Trusting God in Trials and Sorrow

Journal.  Pen-in-hand.  Bible.  I settled in on the couch, closed my eyes, and asked the Lord to show me clear, systematic, workable goals for my New Year's resolutions.  With a gentle presence, He seemed to settle in too.  He reassured me that my heart would be kept safe while He shepherded my mind through a distant memory.

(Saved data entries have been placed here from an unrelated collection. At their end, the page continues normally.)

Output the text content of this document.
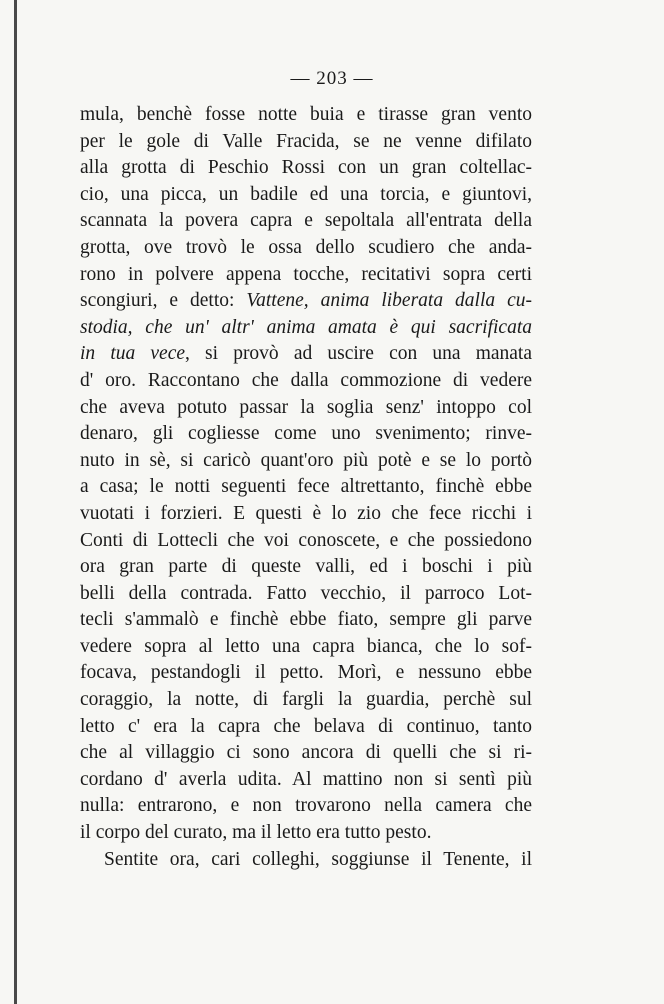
— 203 —
mula, benchè fosse notte buia e tirasse gran vento
per le gole di Valle Fracida, se ne venne difilato
alla grotta di Peschio Rossi con un gran coltellac-
cio, una picca, un badile ed una torcia, e giuntovi,
scannata la povera capra e sepoltala all'entrata della
grotta, ove trovò le ossa dello scudiero che anda-
rono in polvere appena tocche, recitativi sopra certi
scongiuri, e detto: Vattene, anima liberata dalla cu-
stodia, che un' altr' anima amata è qui sacrificata
in tua vece, si provò ad uscire con una manata
d' oro. Raccontano che dalla commozione di vedere
che aveva potuto passar la soglia senz' intoppo col
denaro, gli cogliesse come uno svenimento; rinve-
nuto in sè, si caricò quant'oro più potè e se lo portò
a casa; le notti seguenti fece altrettanto, finchè ebbe
vuotati i forzieri. E questi è lo zio che fece ricchi i
Conti di Lottecli che voi conoscete, e che possiedono
ora gran parte di queste valli, ed i boschi i più
belli della contrada. Fatto vecchio, il parroco Lot-
tecli s'ammalò e finchè ebbe fiato, sempre gli parve
vedere sopra al letto una capra bianca, che lo sof-
focava, pestandogli il petto. Morì, e nessuno ebbe
coraggio, la notte, di fargli la guardia, perchè sul
letto c' era la capra che belava di continuo, tanto
che al villaggio ci sono ancora di quelli che si ri-
cordano d' averla udita. Al mattino non si sentì più
nulla: entrarono, e non trovarono nella camera che
il corpo del curato, ma il letto era tutto pesto.
Sentite ora, cari colleghi, soggiunse il Tenente, il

There was a memory where a pasture of inconsistent, rough sod and forlorn brambles hid wide blades of grass.  The kind of grass that if held between two thumbs become shrill whistles if children blow them.  But the grass whistles would have to wait for these two children.  Wait until horses' hooves pounded them awhile.  A big white horse carried a tall, lanky eleven year old sister, and a big brown horse carried a tow-headed, nine year-old brother.  We had done it!  My carnival glass piggy bank, and Ted's tin globe bank had produced enough to convince our parents to bring us to the big horses. No more pony rings, straps on saddles, and scenery that repeated itself again, and again, and again.  We were cantering, galloping, running!!  Coarse mane-hair sweated inside my fists.  I grasped the strands tighter and quickly glanced back.  Ted was still on!  "OK...big white horse...faster, then!  We are a team of veteran riders, my brother and I, and we will gallop until the sun goes down."  And so, eventually, it did.  A bright, fire-orange sun came down all about the pasture. 

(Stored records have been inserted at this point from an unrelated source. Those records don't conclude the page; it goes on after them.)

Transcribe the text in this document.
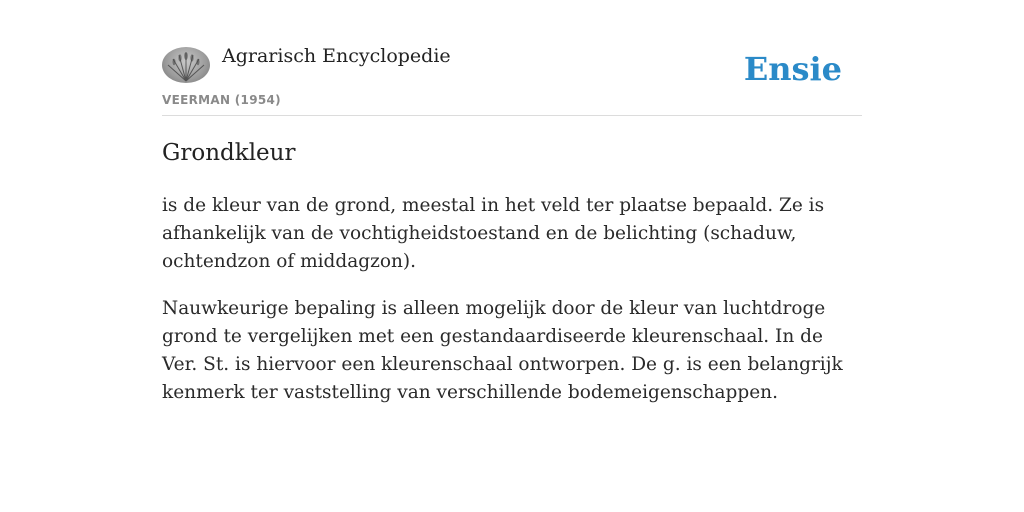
Agrarisch Encyclopedie
VEERMAN (1954)
Ensie
Grondkleur

is de kleur van de grond, meestal in het veld ter plaatse bepaald. Ze is afhankelijk van de vochtigheidstoestand en de belichting (schaduw, ochtendzon of middagzon).

Nauwkeurige bepaling is alleen mogelijk door de kleur van luchtdroge grond te vergelijken met een gestandaardiseerde kleurenschaal. In de Ver. St. is hiervoor een kleurenschaal ontworpen. De g. is een belangrijk kenmerk ter vaststelling van verschillende bodemeigenschappen.
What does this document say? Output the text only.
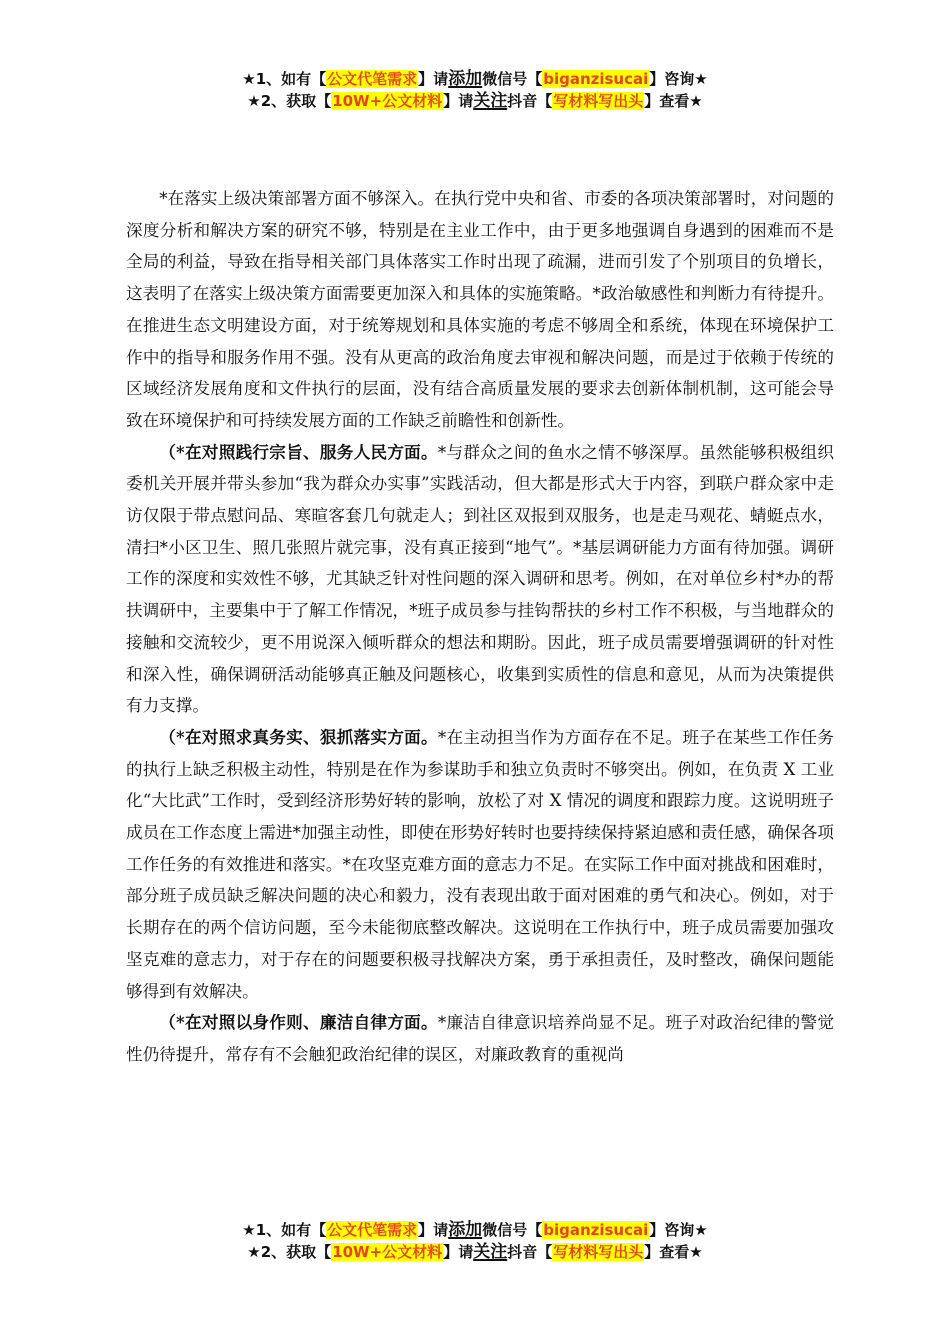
★1、如有【公文代笔需求】请添加微信号【biganzisucai】咨询★
★2、获取【10W+公文材料】请关注抖音【写材料写出头】查看★

*在落实上级决策部署方面不够深入。在执行党中央和省、市委的各项决策部署时，对问题的深度分析和解决方案的研究不够，特别是在主业工作中，由于更多地强调自身遇到的困难而不是全局的利益，导致在指导相关部门具体落实工作时出现了疏漏，进而引发了个别项目的负增长，这表明了在落实上级决策方面需要更加深入和具体的实施策略。*政治敏感性和判断力有待提升。在推进生态文明建设方面，对于统筹规划和具体实施的考虑不够周全和系统，体现在环境保护工作中的指导和服务作用不强。没有从更高的政治角度去审视和解决问题，而是过于依赖于传统的区域经济发展角度和文件执行的层面，没有结合高质量发展的要求去创新体制机制，这可能会导致在环境保护和可持续发展方面的工作缺乏前瞻性和创新性。

（*在对照践行宗旨、服务人民方面。*与群众之间的鱼水之情不够深厚。虽然能够积极组织委机关开展并带头参加“我为群众办实事”实践活动，但大都是形式大于内容，到联户群众家中走访仅限于带点慰问品、寒暄客套几句就走人；到社区双报到双服务，也是走马观花、蜻蜓点水，清扫*小区卫生、照几张照片就完事，没有真正接到“地气”。*基层调研能力方面有待加强。调研工作的深度和实效性不够，尤其缺乏针对性问题的深入调研和思考。例如，在对单位乡村*办的帮扶调研中，主要集中于了解工作情况，*班子成员参与挂钩帮扶的乡村工作不积极，与当地群众的接触和交流较少，更不用说深入倾听群众的想法和期盼。因此，班子成员需要增强调研的针对性和深入性，确保调研活动能够真正触及问题核心，收集到实质性的信息和意见，从而为决策提供有力支撑。

（*在对照求真务实、狠抓落实方面。*在主动担当作为方面存在不足。班子在某些工作任务的执行上缺乏积极主动性，特别是在作为参谋助手和独立负责时不够突出。例如，在负责 X 工业化“大比武”工作时，受到经济形势好转的影响，放松了对 X 情况的调度和跟踪力度。这说明班子成员在工作态度上需进*加强主动性，即使在形势好转时也要持续保持紧迫感和责任感，确保各项工作任务的有效推进和落实。*在攻坚克难方面的意志力不足。在实际工作中面对挑战和困难时，部分班子成员缺乏解决问题的决心和毅力，没有表现出敢于面对困难的勇气和决心。例如，对于长期存在的两个信访问题，至今未能彻底整改解决。这说明在工作执行中，班子成员需要加强攻坚克难的意志力，对于存在的问题要积极寻找解决方案，勇于承担责任，及时整改，确保问题能够得到有效解决。

（*在对照以身作则、廉洁自律方面。*廉洁自律意识培养尚显不足。班子对政治纪律的警觉性仍待提升，常存有不会触犯政治纪律的误区，对廉政教育的重视尚

★1、如有【公文代笔需求】请添加微信号【biganzisucai】咨询★
★2、获取【10W+公文材料】请关注抖音【写材料写出头】查看★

The horses slowed to that familiar pony-ring trot.  I lingered on my tall post, my feet dangling out of the stirrups now.  The guide sauntered stiffly over to me.  His cigarette-laden, sun-creased face gave me a nod.  Time to get down.  I remembered a horse book calling it "dismounting". So I did what I remembered from pony days.  Leaning a little sideways, my long eleven year-old arms reached out toward the guide.  The horse shifted slightly beneath me, and the guide seemed to shift his weight too.  There as an awkward pause and then the guide looked away.  My arms still  stretched out toward him, beckoning him to take notice and lift me down.  My face was hot with embarrassment and my mind told me to withdraw my arms.  There was a different way to dismount a big horse, and I didn't know how.  But Ted's arms were outstretched too.  Waiting for the master of the horses.  Then, suddenly,...solid ground beneath my feet!  The horse-master rescued me, and he rescued Ted too.

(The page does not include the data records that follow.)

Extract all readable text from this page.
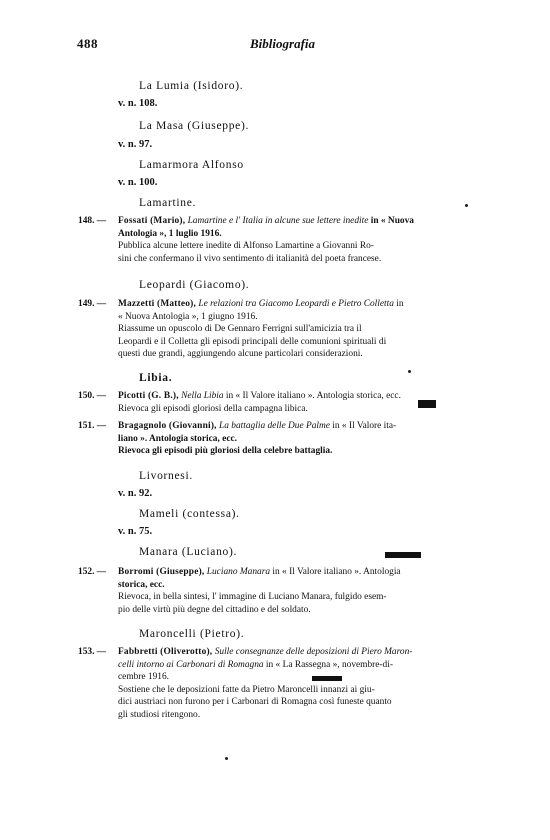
488	Bibliografia
La Lumia (Isidoro).
v. n. 108.
La Masa (Giuseppe).
v. n. 97.
Lamarmora Alfonso
v. n. 100.
Lamartine.

148. — Fossati (Mario), Lamartine e l' Italia in alcune sue lettere inedite in « Nuova

Antologia », 1 luglio 1916.

Pubblica alcune lettere inedite di Alfonso Lamartine a Giovanni Ro-

sini che confermano il vivo sentimento di italianità del poeta francese.

Leopardi (Giacomo).

149. — Mazzetti (Matteo), Le relazioni tra Giacomo Leopardi e Pietro Colletta in

« Nuova Antologia », 1 giugno 1916.

Riassume un opuscolo di De Gennaro Ferrigni sull'amicizia tra il

Leopardi e il Colletta gli episodi principali delle comunioni spirituali di

questi due grandi, aggiungendo alcune particolari considerazioni.

Libia.

150. — Picotti (G. B.), Nella Libia in « Il Valore italiano ». Antologia storica, ecc.

Rievoca gli episodi gloriosi della campagna libica.

151. — Bragagnolo (Giovanni), La battaglia delle Due Palme in « Il Valore ita-

liano ». Antologia storica, ecc.

Rievoca gli episodi più gloriosi della celebre battaglia.

Livornesi.
v. n. 92.
Mameli (contessa).
v. n. 75.
Manara (Luciano).

152. — Borromi (Giuseppe), Luciano Manara in « Il Valore italiano ». Antologia

storica, ecc.

Rievoca, in bella sintesi, l' immagine di Luciano Manara, fulgido esem-

pio delle virtù più degne del cittadino e del soldato.

Maroncelli (Pietro).

153. — Fabbretti (Oliverotto), Sulle consegnanze delle deposizioni di Piero Maron-

celli intorno ai Carbonari di Romagna in « La Rassegna », novembre-di-

cembre 1916.

Sostiene che le deposizioni fatte da Pietro Maroncelli innanzi ai giu-

dici austriaci non furono per i Carbonari di Romagna così funeste quanto

gli studiosi ritengono.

"So why," I asked the Lord, "do you cause me to remember this? An adolescent moment, which really should be forgotten?"  "To ask you to stretch out your arms again," He said.  "For I am turned toward you, not away, and I will lift you up, not down, but up toward me."  It was a New Year's promise from my Master Redeemer.  Though the horse-master hesitated, He will not hesitate.  I can trust Him for whatever the year brings.  There is safety and strength in the shadow of His wings, and His right hand is upholding me (Psalm 63, vs. 7 & 8).

What a privilege it is to pass this message on to my clients, and on to you, the PFL readers.  The prophet Jeremiah assures us that our Redeemer is strong:  stronger than any earthly master, because "the Lord of Hosts is His name" (Jeremiah 50: vs. 34).  So often when trials come our way we feel like David did, thirsting for water and longing in our flesh for some sign of life in the midst of our problems.  Depression, anxiety, and a host of other moods, feelings or circumstances can threaten our emotional wellbeing and even cause us to despair of life itself.  But Psalm 63 states that the Lord's loving kindness is better than life itself.  Lift your arms to Him first "who is wonderful in counsel and excellent in guidance" (Is. 28:29).  He takes great delight in receiving our outstretched arms, comforting us as our Abba Father, and then equipping us with the courage to live life again.  Run the race with Him.   Gallop until the sun goes down, pressing "toward the goal for the prize of the upward call of God in Christ Jesus" (Phil. 3:14).